Sahlins argues that generalized reciprocity within families by elders may be a "starting mechanism" for more general hierarchy, by placing many in the giver's debt. This leads to the question, "when does reciprocity give way to redistribution."[2] Sahlins argues that chiefly redistribution is not different in principle and nothing but a highly organized form of kinship-rank reciprocity. Others, such as French Marxist anthropologist Claude Meillassoux, used the development of ranked kin redistribution from generalized reciprocity as the basis for a lineage mode of production found in western African chiefdoms and kingdoms. An elaborate example of this in a non-market society is the potlatch, where large amounts of personal resources are ceremonially given away to others in the community according to social status, with the tacit expectation that other members of the community would themselves give away large amounts of their own property in the future.[3]

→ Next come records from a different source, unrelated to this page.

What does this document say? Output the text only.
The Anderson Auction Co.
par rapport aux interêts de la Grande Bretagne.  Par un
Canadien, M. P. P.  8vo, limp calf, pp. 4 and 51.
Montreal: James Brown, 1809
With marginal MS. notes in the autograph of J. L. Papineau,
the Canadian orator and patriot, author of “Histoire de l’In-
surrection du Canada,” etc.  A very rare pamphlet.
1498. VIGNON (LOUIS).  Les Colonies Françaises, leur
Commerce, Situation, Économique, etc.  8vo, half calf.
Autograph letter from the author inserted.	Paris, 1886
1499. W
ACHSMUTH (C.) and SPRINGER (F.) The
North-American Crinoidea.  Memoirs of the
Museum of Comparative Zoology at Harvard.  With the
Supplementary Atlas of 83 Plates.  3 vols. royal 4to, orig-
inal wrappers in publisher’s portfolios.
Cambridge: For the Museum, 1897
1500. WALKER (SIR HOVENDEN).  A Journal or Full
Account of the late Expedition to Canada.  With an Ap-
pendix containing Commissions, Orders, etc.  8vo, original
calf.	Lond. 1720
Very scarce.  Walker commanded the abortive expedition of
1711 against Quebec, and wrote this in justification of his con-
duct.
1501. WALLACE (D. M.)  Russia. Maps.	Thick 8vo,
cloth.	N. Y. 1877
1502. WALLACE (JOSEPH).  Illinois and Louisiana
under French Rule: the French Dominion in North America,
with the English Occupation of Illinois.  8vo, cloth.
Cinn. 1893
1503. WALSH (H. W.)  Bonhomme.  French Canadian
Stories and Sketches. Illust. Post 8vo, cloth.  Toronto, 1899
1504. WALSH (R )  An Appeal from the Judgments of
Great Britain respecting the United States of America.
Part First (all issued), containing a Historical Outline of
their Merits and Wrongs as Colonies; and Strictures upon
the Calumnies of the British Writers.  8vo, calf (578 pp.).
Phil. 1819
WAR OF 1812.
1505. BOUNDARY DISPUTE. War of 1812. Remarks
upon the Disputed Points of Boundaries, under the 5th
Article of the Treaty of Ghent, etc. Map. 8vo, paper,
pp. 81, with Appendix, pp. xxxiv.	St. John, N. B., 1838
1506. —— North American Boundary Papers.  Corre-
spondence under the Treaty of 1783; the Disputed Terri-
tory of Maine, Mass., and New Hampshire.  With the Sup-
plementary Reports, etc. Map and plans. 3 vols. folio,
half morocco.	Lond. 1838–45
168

Bähre argued that redistribution is a central mechanism in capitalist economies. In South Africa, many find themselves in a post-Fordist economy that is characterised by redistribution through the state (development aid, welfare), through markets (for example commercial insurance) and through religious institutions (neo-Pentecostal churches).[4]
In modern mixed market economies, the central form of redistribution is facilitated through taxation by the state. Redistribution of property therefore occurs where properties are allocated back to individuals or groups within society either through the provision of public services or directly through welfare benefits.